Today is the first day of the Plot Your Novel in Five Days challenge. It’s a free workshop, with a new 15-minute lesson posted each morning, each one assigning a task to move your plot forward. I’m hoping the structure will help me move forward with the book I’ve been outlining.
Today’s assignment asked us to consider three questions:
- What Is Your Story Question? This is the question that your reader is reading your book to find the answer to, the question that keeps the pages turning.
- What Does Your Protagonist Want? This question has two parts. First, what External Goal does your character want to achieve more than anything else? And second, What is the character’s Internal Motivation for wanting to achieve that goal?
- What Forces Your Character To Take this Journey Right Now? This is the Inciting Incident that starts the clock ticking and makes it imperative that your character act now.

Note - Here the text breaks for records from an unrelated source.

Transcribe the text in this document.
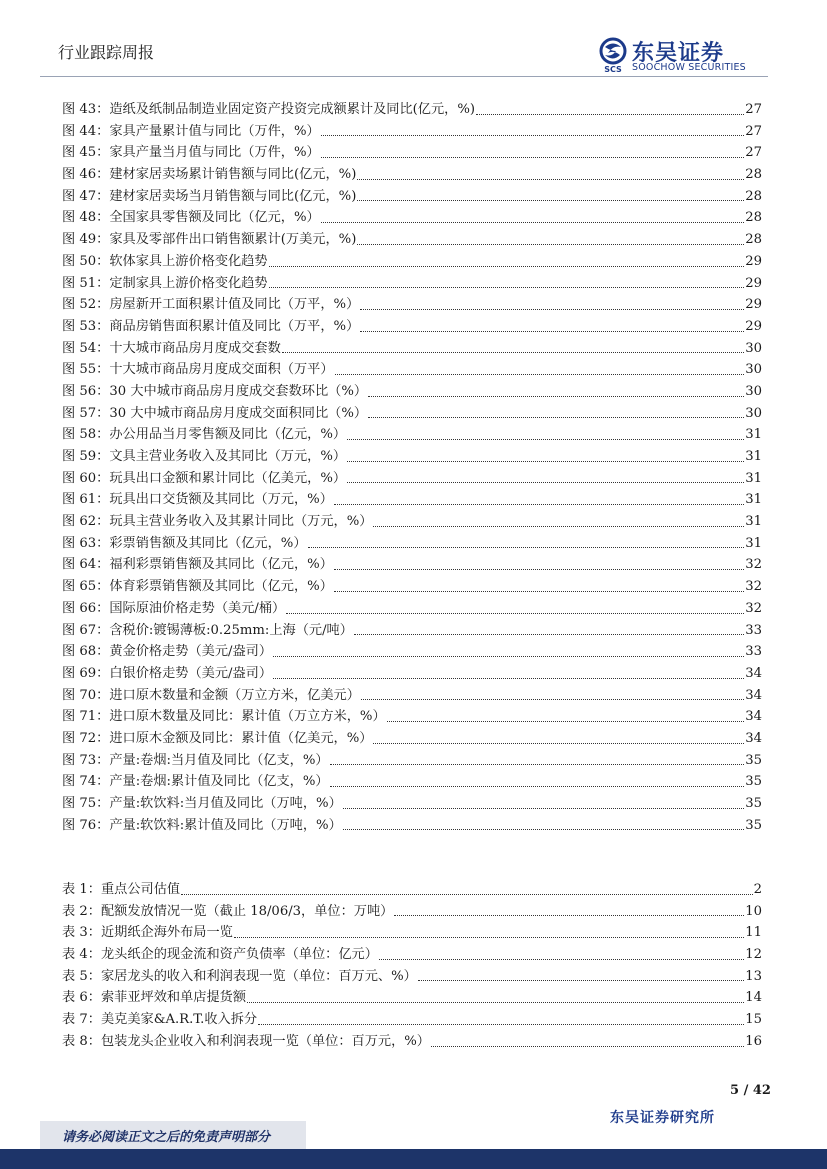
行业跟踪周报
SCS
东吴证券
SOOCHOW SECURITIES
图 43：造纸及纸制品制造业固定资产投资完成额累计及同比(亿元，%)	27
图 44：家具产量累计值与同比（万件，%）	27
图 45：家具产量当月值与同比（万件，%）	27
图 46：建材家居卖场累计销售额与同比(亿元，%)	28
图 47：建材家居卖场当月销售额与同比(亿元，%)	28
图 48：全国家具零售额及同比（亿元，%）	28
图 49：家具及零部件出口销售额累计(万美元，%)	28
图 50：软体家具上游价格变化趋势	29
图 51：定制家具上游价格变化趋势	29
图 52：房屋新开工面积累计值及同比（万平，%）	29
图 53：商品房销售面积累计值及同比（万平，%）	29
图 54：十大城市商品房月度成交套数	30
图 55：十大城市商品房月度成交面积（万平）	30
图 56：30 大中城市商品房月度成交套数环比（%）	30
图 57：30 大中城市商品房月度成交面积同比（%）	30
图 58：办公用品当月零售额及同比（亿元，%）	31
图 59：文具主营业务收入及其同比（万元，%）	31
图 60：玩具出口金额和累计同比（亿美元，%）	31
图 61：玩具出口交货额及其同比（万元，%）	31
图 62：玩具主营业务收入及其累计同比（万元，%）	31
图 63：彩票销售额及其同比（亿元，%）	31
图 64：福利彩票销售额及其同比（亿元，%）	32
图 65：体育彩票销售额及其同比（亿元，%）	32
图 66：国际原油价格走势（美元/桶）	32
图 67：含税价:镀锡薄板:0.25mm:上海（元/吨）	33
图 68：黄金价格走势（美元/盎司）	33
图 69：白银价格走势（美元/盎司）	34
图 70：进口原木数量和金额（万立方米，亿美元）	34
图 71：进口原木数量及同比：累计值（万立方米，%）	34
图 72：进口原木金额及同比：累计值（亿美元，%）	34
图 73：产量:卷烟:当月值及同比（亿支，%）	35
图 74：产量:卷烟:累计值及同比（亿支，%）	35
图 75：产量:软饮料:当月值及同比（万吨，%）	35
图 76：产量:软饮料:累计值及同比（万吨，%）	35
表 1：重点公司估值	2
表 2：配额发放情况一览（截止 18/06/3，单位：万吨）	10
表 3：近期纸企海外布局一览	11
表 4：龙头纸企的现金流和资产负债率（单位：亿元）	12
表 5：家居龙头的收入和利润表现一览（单位：百万元、%）	13
表 6：索菲亚坪效和单店提货额	14
表 7：美克美家&A.R.T.收入拆分	15
表 8：包装龙头企业收入和利润表现一览（单位：百万元，%）	16
5 / 42
东吴证券研究所
请务必阅读正文之后的免责声明部分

We were supposed to post our answer to the second question on the Facebook page, and comment on some other people’s answers. I was a little disappointed that our comments are supposed to be pats on the back, rather than actual critiques. Hearing honest feedback would be more helpful than being told how great we’re doing. But we’re on only the first lesson, so maybe that will change as the week goes on.
Of course, I’ve been writing plots for years, but I’ve felt so stumped lately on several manuscripts, and keep writing myself into holes or tangling the plot up into knots. In the last book I was working on, my writer’s group helped me to see that the plot did not need the big space battle I was having so much writing, but that a quieter, outsmarting of the bad guys on the planet’s surface would work much better for the story. They were absolutely right. Unfortunately, I realized after trying to work it out along those lines that the publisher would never buy that story. I ended up putting it aside, at least for now.
But today’s session was helpful, for the book I am now outlining. The discussion of The Inciting Incident was nothing new to me, but something about the way it was expressed made me decide at present, I don’t have a clear enough moment that ups the ante and makes action inevitable. It was easy to see what change was needed, so I’ll be reworking that part of my outline to add some urgency.
I’ll be interested to see what tomorrow’s lesson entails.